Senator Thom Tillis of North Carolina, another member of the Senate Judiciary Committee, echoed the sentiment.

“If she retires, we're back to a posture in the past that follows precedent and I think that precedent has been to seat to another member,” he told The Independent.

“Senator Feinstein decides to retire, you come see me and we'll talk about, but I don't think Senator Feinstein is going to do that,” Senator John Kennedy of Louisiana, a Republican member of the Judiciary Committee, told The Independent. “And I think the way that she is being treated is an abomination.”

But Democrats insist that their colleague will return soon. Senator Alex Padilla, California’s junior senator, said Republican attempts to halt a temporary replacement were “disappointing.”

Senator Dianne Feinstein. (Copyright 2020 The Associated Press. All rights reserved)
Senator Dianne Feinstein. (Copyright 2020 The Associated Press. All rights reserved)

“But clearly the best way forward for Senator Feinstein to return,” he told The Independent. “I know she's eager to visit her doctor to get permission to travel.”

Ms Feinstein announced earlier this year that she would not seek re-election. But she has faced numerous questions about whether her mental accuity has declined in recent years. Ahead of Mr Biden assuming the presidency, she gave up her spot as the top Democrat on the Senate Judiciary Committee, which Senate Majority Whip Dick Durbin assumed.

She also did not assume the role of Senate President Pro Tempore earlier this year, which is usually reserved for the senior most senator of the majority party. Senator Patty Murray of Washington State assumed it instead.

Her continued absence also comes as Senator John Fetterman of Pennsylvania, who was out of the Senate for six weeks to undergo treatment for depression, returned last moth.

Some Democrats like Representative Ro Khanna of California have called for her resignation. Representative Alexandria Ocasio-Cortez of New York also called on Ms Feinstein to resign on the Bluesky app, CNN reported.

“Her refusal to either retire or show up is causing great harm to the judiciary - precisely where repro rights are getting stripped. That failure means now in this precious window Dems can only pass GOP- approved nominees,” she said.

But Senators often hesitate to criticise one of their own, particularly of their own party.

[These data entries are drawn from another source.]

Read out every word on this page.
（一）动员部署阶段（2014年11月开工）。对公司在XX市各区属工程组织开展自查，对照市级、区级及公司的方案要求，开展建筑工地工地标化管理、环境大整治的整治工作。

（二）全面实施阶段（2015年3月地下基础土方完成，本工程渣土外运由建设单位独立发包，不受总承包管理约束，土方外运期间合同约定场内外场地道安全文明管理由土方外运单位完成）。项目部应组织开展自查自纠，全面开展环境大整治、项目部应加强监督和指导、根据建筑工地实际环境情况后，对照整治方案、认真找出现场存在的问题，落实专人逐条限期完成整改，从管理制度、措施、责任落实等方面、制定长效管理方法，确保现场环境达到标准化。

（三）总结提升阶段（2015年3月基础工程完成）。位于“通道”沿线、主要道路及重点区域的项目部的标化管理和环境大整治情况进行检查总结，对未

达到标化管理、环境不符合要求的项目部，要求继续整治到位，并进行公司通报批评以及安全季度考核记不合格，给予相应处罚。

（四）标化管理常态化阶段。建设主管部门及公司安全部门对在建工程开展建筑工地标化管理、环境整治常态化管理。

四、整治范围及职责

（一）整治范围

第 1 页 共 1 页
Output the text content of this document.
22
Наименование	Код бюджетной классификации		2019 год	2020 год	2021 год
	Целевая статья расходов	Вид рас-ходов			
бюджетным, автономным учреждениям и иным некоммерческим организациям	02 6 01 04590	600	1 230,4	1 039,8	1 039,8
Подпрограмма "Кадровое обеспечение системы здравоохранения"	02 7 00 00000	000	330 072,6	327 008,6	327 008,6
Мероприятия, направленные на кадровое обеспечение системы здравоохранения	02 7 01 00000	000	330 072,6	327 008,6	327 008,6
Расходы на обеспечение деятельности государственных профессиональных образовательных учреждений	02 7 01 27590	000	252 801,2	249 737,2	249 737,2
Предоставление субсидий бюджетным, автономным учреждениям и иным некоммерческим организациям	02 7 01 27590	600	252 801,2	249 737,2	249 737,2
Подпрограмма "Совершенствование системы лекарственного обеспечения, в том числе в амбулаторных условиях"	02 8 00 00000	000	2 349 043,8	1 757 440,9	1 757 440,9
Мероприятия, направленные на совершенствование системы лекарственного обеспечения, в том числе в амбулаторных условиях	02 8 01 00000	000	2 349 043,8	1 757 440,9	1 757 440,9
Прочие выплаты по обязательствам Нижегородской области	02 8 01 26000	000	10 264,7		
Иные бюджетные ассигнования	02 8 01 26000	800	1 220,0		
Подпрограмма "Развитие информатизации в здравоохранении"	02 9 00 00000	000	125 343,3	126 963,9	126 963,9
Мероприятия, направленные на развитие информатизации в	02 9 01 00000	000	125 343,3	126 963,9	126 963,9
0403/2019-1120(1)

“Let's take it one step at a time,” Democratic Senator Debbie Stabenow of Michigan, who announced her retirement earlier this year, told The Independent. “I know she’s anxious to come back. She’s just waiting for the doctor’s OK.”

Senator Elizabeth Warren of Massachusetts criticised Republican efforts to prevent a temporary replacement.

“It's outrageous that the Republicans are playing politics with a woman who has served this Senate honorably for decades. She's asked for an opportunity to step away from the committee temporarily and let someone else take her place,” she told The Independent. “And the Republicans are saying no, for no reason, other than trying to block the court from going forward in its investigation of the Supreme Court and pass more judges, which is the right of the majority to do.”

But Ms Feinstein’s continued absence is also having an impact far beyond just judicial nominations. On Wednesday, the Senate rolled back the Biden administration’s proposed rule that would have put emission restrictions on trucks. Democratic Senator Joe Manchin of West Virginia joined every Republican, which allowed it to pass because of Ms Feinstein’s absence.